Jason Shepherd and Steven Benzley
Civil and Environmental Engineering Department, Brigham Young University, Provo, UT 89604
shepjas@et.byu.edu

Scott Mitchell
Parallel Computing Sciences Department, Sandia National Laboratories, Albuquerque, NM 87185

Abstract
Surface meshing algorithms require certain relationships between the number of mesh edges (intervals) on the curves bounding a surface. For example, mapping requires that the number of intervals on opposite sets of curves be equal. Assigning the number of intervals to all of the curves in the model such that all relationships are satisfied is called interval assignment. Volume meshing algorithms also require certain relationships between numbers of intervals that are not always captured by the surface meshing requirements. For example, sweeping a cylindrical shell requires that the numbers of intervals between the top and bottom annuluses are the same for the inner and outer cylinder walls.

This paper presents a new technique for automatically identifying volume constraints. Volume constraints are grouped with surface constraints and are solved simultaneously. This technique reduces the amount of user time required to mesh models composed of sweepable volumes with holes; previously a user often had to manually identify constraints and set intervals before these volumes would successfully mesh.

A sweepable volume has source, target, and linking surfaces.

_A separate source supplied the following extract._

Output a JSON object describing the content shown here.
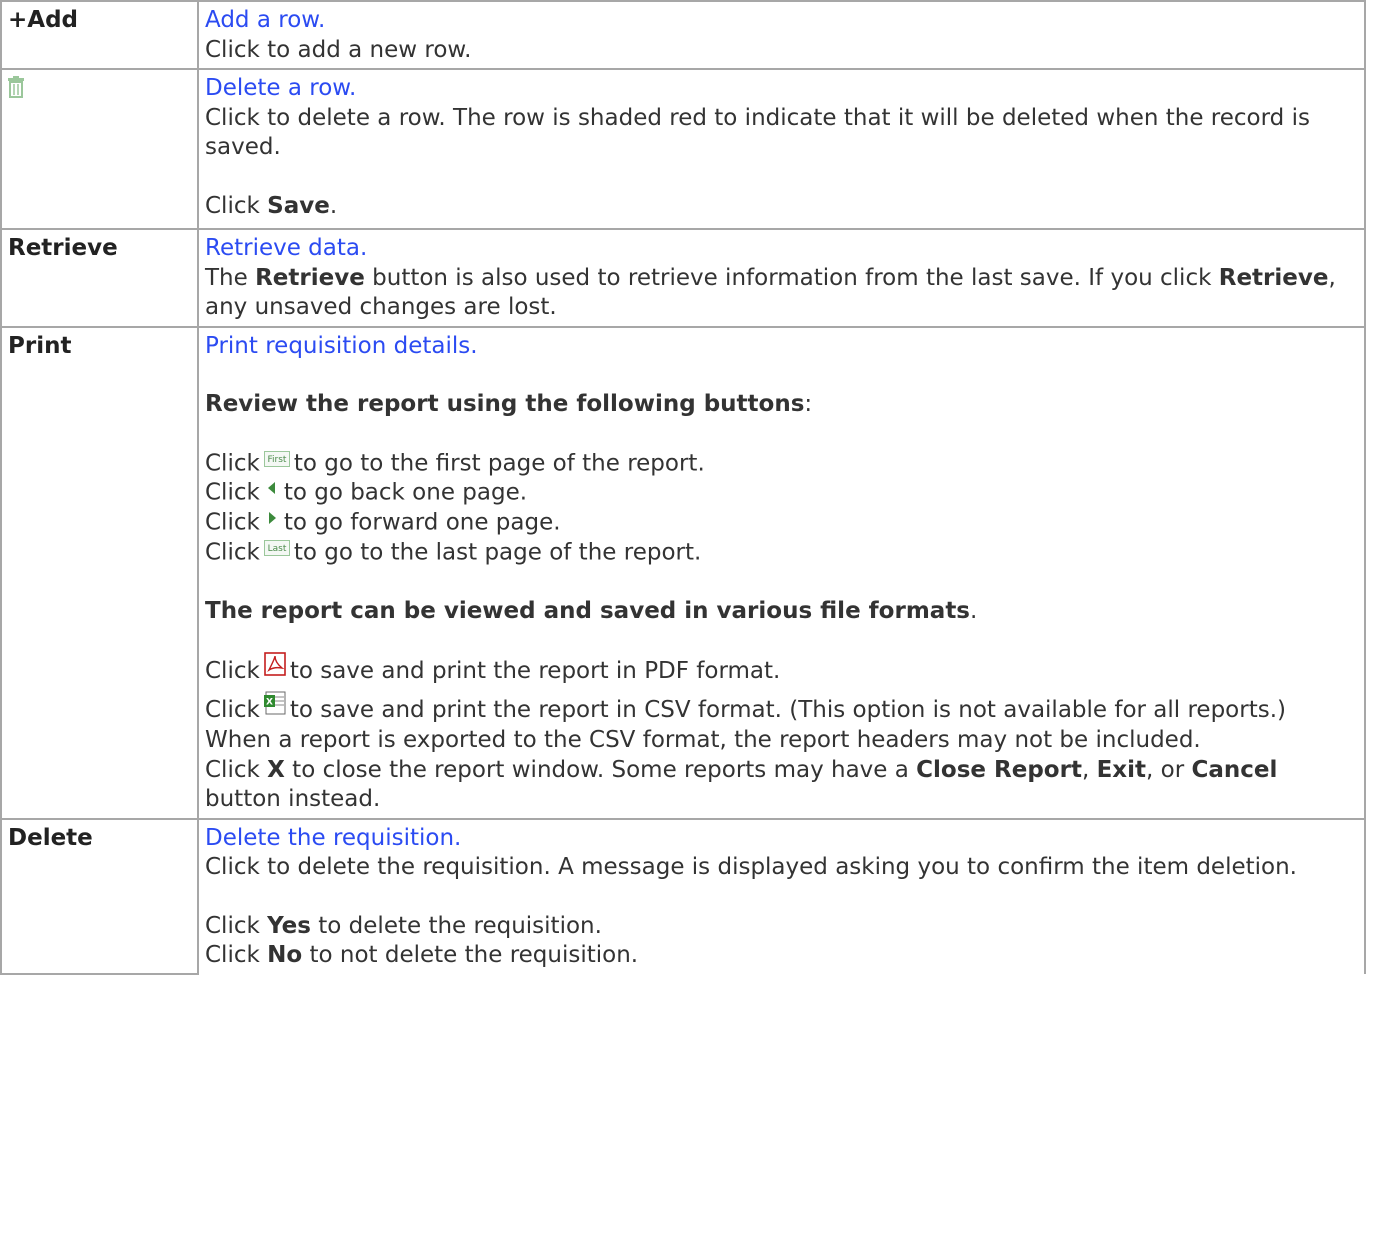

Each maximal edge-connected set of linking surfaces defines a blind-hole, a through-hole, or the outer shell of the volume. Note the outer shell is topologically equivalent to a through-hole. Within a linking set, nothing special needs to be done for the volume because the numbers of intervals between source and target surfaces are already favorably constrained by the surface mapping constraints. However, between two linking sets the numbers of intervals need to be explicitly constrained for the volume.

The algorithm described in this paper uses graph algorithms to identify linking sets, and determine if they correspond to through-holes or blind-holes. For blind-holes, the algorithm generates constraints that prevent the hole from being too deep in interval parameter space and penetrating opposite target surfaces. Each source/target surface has a variable representing its level in the sweep. For each linking set, the adjoining source and target surfaces are partially ordered by the structure of the linking set. Representative chains of curves capture this partial ordering; the level of a surface at the end of a chain must be equal to the level of the surface at the beginning of the chain plus the number of intervals assigned to the chain. We find a small set of representative paths for each linking set; all source/targets pairs do not generate a path. The representative paths for all linking sets are gathered and distilled by Gaussian elimination into a small set of constraints.

Interval assignment has other considerations besides meshing scheme constraints: a user sets the number of intervals on individual curves, and designates them as hard-set (cannot be modified) or soft-set (merely a goal). Note that in some cases there is no interval assignment solution. The interval assignment constraints and goals are solved by a series of (integer) linear programs. The resulting numbers of intervals are assigned to each curve in the model, and subsequently meshing the surfaces and volumes will not change these numbers.